Vor 175 Jahren wurde Friedrich Nietzsche geboren. Professor Elmar Schenkel spricht über die Naturgewalt Nietzsche und sein Wirken bis heute.

Von Friederike Invernizzi 14.10.2019

Forschung & Lehre: Herr Schenkel, Friedrich Nietzsche hat die Philosophie geprägt wie kein anderer. Er selbst schrieb über sich: "Es wird sich einmal an meinen Namen die Erinnerung an etwas Ungeheures anknüpfen, an eine Krisis, wie es keine auf Erden gab." Welche Bedeutung hat Friedrich Nietzsche heute?

Elmar Schenkel: Das Denken Friedrich Nietzsches ist nach wie vor sehr aktuell und spielt in gesellschaftspolitischen Fragen eine sehr große Rolle. Den meisten ist dies sicherlich nicht bewusst. Die aktuelle Emotionalität in öffentlichen Diskussionen, die Ressentiments und Polarisierungen in vielen Debatten, gerade in der Politik, aber auch in der Philosophie, darüber hat Nietzsche geschrieben. Das macht ihn ebenso kontrovers für uns heute. Sein Denken hatte revolutionäre Auswirkungen globalen Ausmaßes. Die wachsende Wut über politische Systeme in der Welt, über Ungerechtigkeiten, die Konflikte zwischen den Religionen, da spielt das Denken Friedrich Nietzsches eine große Rolle. Einige revolutionäre Bewegungen, auf der ganzen Welt gehen auf Nietzsche zurück. Der indische Historiker Pankaj Mishra macht Nietzsche als Motor in einer von Wut getriebenen Welt aus, die global zu den antiwestlichen Bewegungen und zur Beendigung des Kolonialismus führte, aber auch zu Faschismus und Imperialismus. Der amerikanische Raubtierkapitalismus (Ayn Rand) beruft sich ebenso auf ihn wie linke Philosophen, Poststrukturalisten, Rechte und Identitäre. Nietzsche ist im Grunde ein Spiegel, in dem sich der Hexenkessel der Gegenwart vorausspiegelt.

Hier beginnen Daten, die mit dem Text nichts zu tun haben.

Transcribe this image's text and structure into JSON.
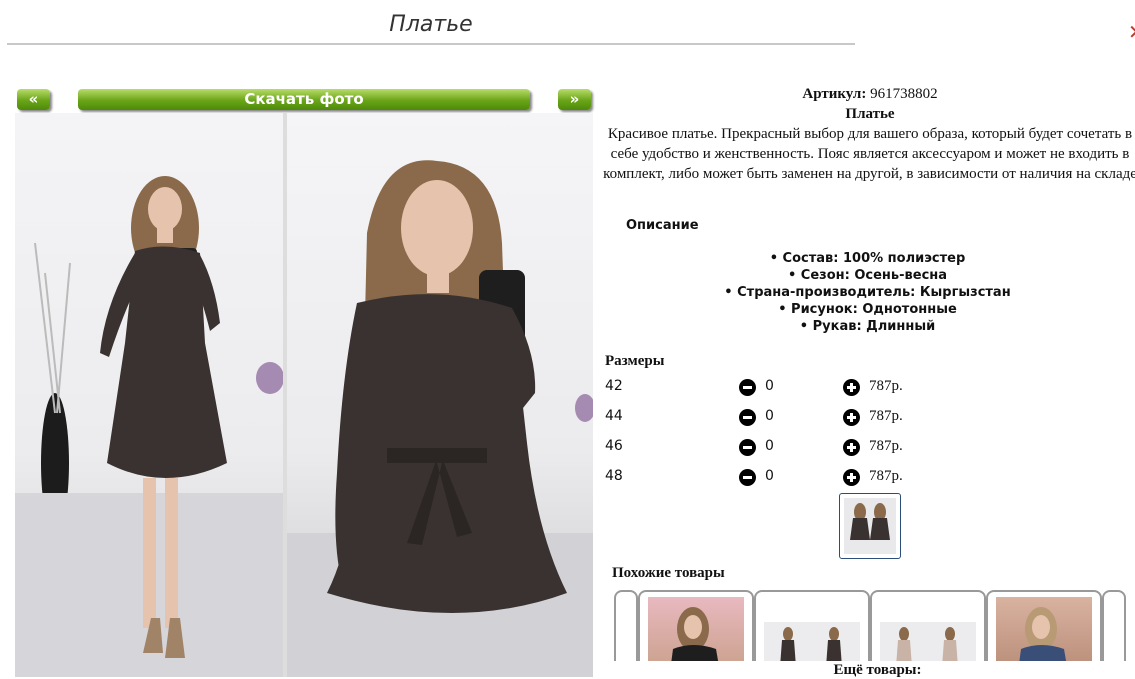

Portraitfoto von Prof. Dr. Elmar Schenkel
Elmar Schenkel, em. Professor für Anglistik an der Universität Leipzig und Mitglied im Vorstand des Nietzsche Vereins Röcken, der sich um dessen Gedenkstätte kümmert, ... Friederike Invernizzi
Torbogen im Garten von Nietzsches Geburtshaus
... führt unsere Autorin durch die Gartenanlage von Nietzsches Geburtshaus, der Gedenkstätte des Philosophen in Röcken bei Leipzig. Friederike Invernizzi

Leider ist Nietzsche heute vielen nur über verschiedene Zitate bekannt, in denen er einige Vorurteile seiner Zeit transportiert, wie beispielsweise: "Wenn du zum Weibe gehst, vergiss die Peitsche nicht."  Wenn man genauer hinschaut, ist dieses Zitat viel komplexer, als man denkt. Auch ironisch: denn es gibt ja das berühmte Foto, auf dem Lou Salomé zwei Männer mit der Peitsche antreibt, die einen Wagen ziehen: Nietzsche und seinen Freund Paul Rée.  Und das Zitat enthält weitere Deutungsmöglichkeiten. Nietzsche war eben nicht nur Philosoph, sondern auch literarischer Autor, der mit Lesern und Rollen spielt. Andere Zitate finden sich auf T-Shirts oder Kaffeebechern: "Was mich nicht umbringt, macht mich stärker" oder "man muss noch Chaos in sich haben, um einen tanzenden Stern gebären zu können". Nietzsche ist ein großartiger Zitatgeber, auch in der Populärkultur. Das liegt an seiner aphoristischen Denkart: kurz, scharf, böse, zugespitzt, poetisch.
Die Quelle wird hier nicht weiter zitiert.